When I shared a few random facts about myself in an Instagram post last week, I had no idea the emails I’d receive and the conversations that would follow. In particular, it seems many can relate to my introverted tendencies or were curious about what I meant. We had spirited discussion on the introvert/extrovert topic in ASPIRE this year too, and I’d love to continue the dialogue here.
A bit of background: On the Myers Briggs and other assessments, I consistently test as an extrovert. This has always surprised me, as most of my “replenishing” comes from solo activities – writing, reading, creating, walking in nature. I’ve long felt I require more alone time than the average person and just assumed my assessment results weren’t entirely accurate.
Until I read and discussed Susan Cain’s book, Quiet.
Then it all made sense: Yes, I find great joy in my silent endeavors and need a fair amount of private time to re-energize. If I have to choose between a large, loud party and a peaceful evening at the bookstore, for example, the bookstore will typically win.
But my greatest energy comes from deep, meaningful, heartfelt conversations with one or a few people.
For example, a few years ago at a networking luncheon, I happened to sit next to a woman who turned out to also be a coach, also passionate about helping people uncover their purpose, also had school-aged children … the similarities went on and on. Our conversation delved deep right away – and has never really stopped. She is now one of my closest friends.

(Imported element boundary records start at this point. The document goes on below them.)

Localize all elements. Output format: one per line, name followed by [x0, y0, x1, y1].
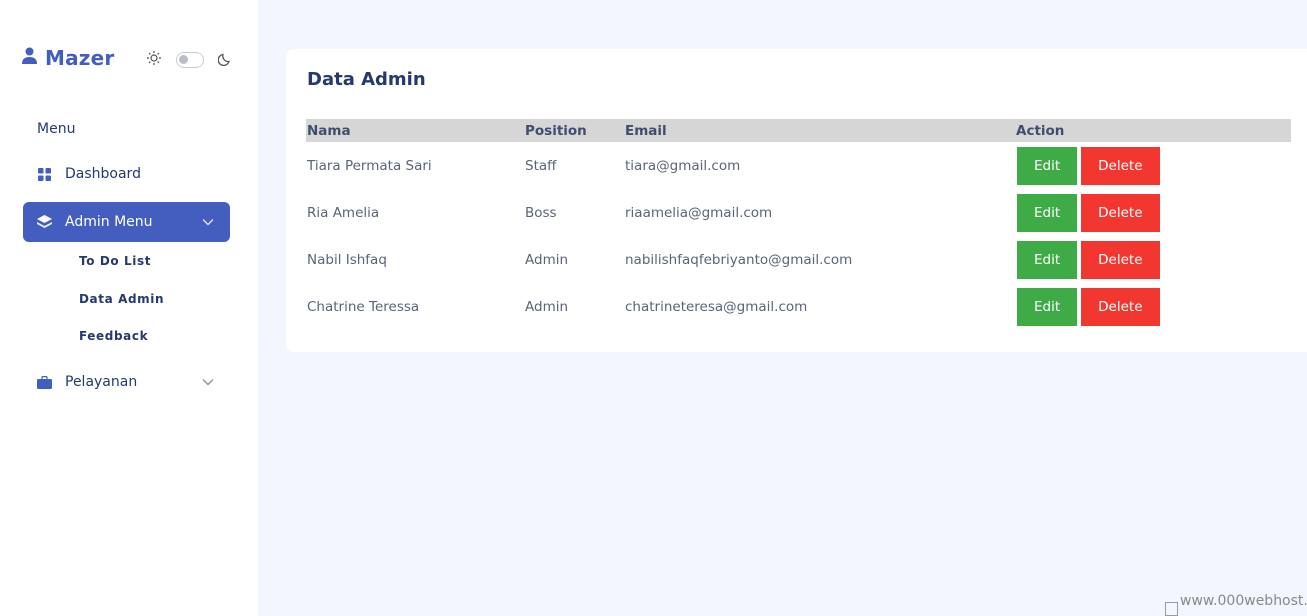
table-row: Ria Amelia Boss riaamelia@gmail.com Edit…	[306, 189, 1291, 236]
cell-email: chatrineteresa@gmail.com	[625, 298, 808, 315]
menu-title: Menu	[37, 121, 76, 137]
column-header-email: Email	[625, 122, 667, 139]
data-admin-card: Data Admin Nama Position Email Action Ti…	[286, 49, 1307, 352]
submenu-item-to-do-list[interactable]: To Do List	[79, 254, 151, 268]
cell-name: Tiara Permata Sari	[307, 157, 432, 174]
cell-action: Edit Delete	[1015, 189, 1291, 236]
table-row: Tiara Permata Sari Staff tiara@gmail.com…	[306, 142, 1291, 189]
table-row: Chatrine Teressa Admin chatrineteresa@gm…	[306, 283, 1291, 330]
sun-icon	[146, 50, 162, 70]
hosting-badge-alt-text: www.000webhost.c	[1180, 593, 1307, 609]
briefcase-icon	[37, 375, 52, 390]
cell-email: tiara@gmail.com	[625, 157, 741, 174]
submenu-item-feedback[interactable]: Feedback	[79, 329, 148, 343]
submenu-item-data-admin[interactable]: Data Admin	[79, 292, 164, 306]
cell-position: Boss	[525, 204, 557, 221]
sidebar: Mazer Menu Dashboard Admin Menu To Do Li…	[0, 0, 258, 616]
moon-icon	[217, 51, 232, 70]
edit-button[interactable]: Edit	[1017, 146, 1078, 185]
cell-position: Admin	[525, 251, 569, 268]
sidebar-item-label: Dashboard	[65, 166, 141, 182]
sidebar-item-label: Admin Menu	[65, 214, 153, 230]
sidebar-item-pelayanan[interactable]: Pelayanan	[23, 362, 230, 402]
logo[interactable]: Mazer	[22, 46, 114, 70]
theme-toggle	[146, 50, 232, 70]
delete-button[interactable]: Delete	[1081, 193, 1160, 232]
edit-button[interactable]: Edit	[1017, 193, 1078, 232]
sidebar-item-label: Pelayanan	[65, 374, 138, 390]
cell-name: Nabil Ishfaq	[307, 251, 387, 268]
table-row: Nabil Ishfaq Admin nabilishfaqfebriyanto…	[306, 236, 1291, 283]
chevron-down-icon	[202, 374, 214, 390]
hosting-badge-image[interactable]: www.000webhost.c	[1165, 593, 1307, 616]
layers-icon	[37, 215, 52, 230]
cell-name: Ria Amelia	[307, 204, 380, 221]
sidebar-item-admin-menu[interactable]: Admin Menu	[23, 202, 230, 242]
delete-button[interactable]: Delete	[1081, 240, 1160, 279]
table-header-row: Nama Position Email Action	[306, 119, 1291, 142]
edit-button[interactable]: Edit	[1017, 240, 1078, 279]
column-header-nama: Nama	[307, 122, 351, 139]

Similarly, I recently went out for an early dinner with a friend. Even though we hadn’t seen each other in a while, we only spent a few minutes on small talk then dove right into the “good stuff,” staying there for hours on end. We didn’t wrap up until the wee hours of the morning – waaaay past my bedtime, but I was so jazzed from our conversation that I stayed up nearly two more hours after that anyway.
Can you relate? Or not at all? Either way, it’s all good. We need all types to make for rich, fulfilling work and life experiences.
Being extroverted doesn’t necessarily mean you’d choose the big cocktail party seven nights a week. And being introverted doesn’t necessarily mean you have a monthly reservation at a silent retreat. The spectrum is wide and your preferences are unique. I highly recommend Quiet for a fascinating look at this topic and maybe, like what happened for me, great insight into your own life.
How about you? Are you more introverted, or do you lean toward the extroverted side? What energizes you most?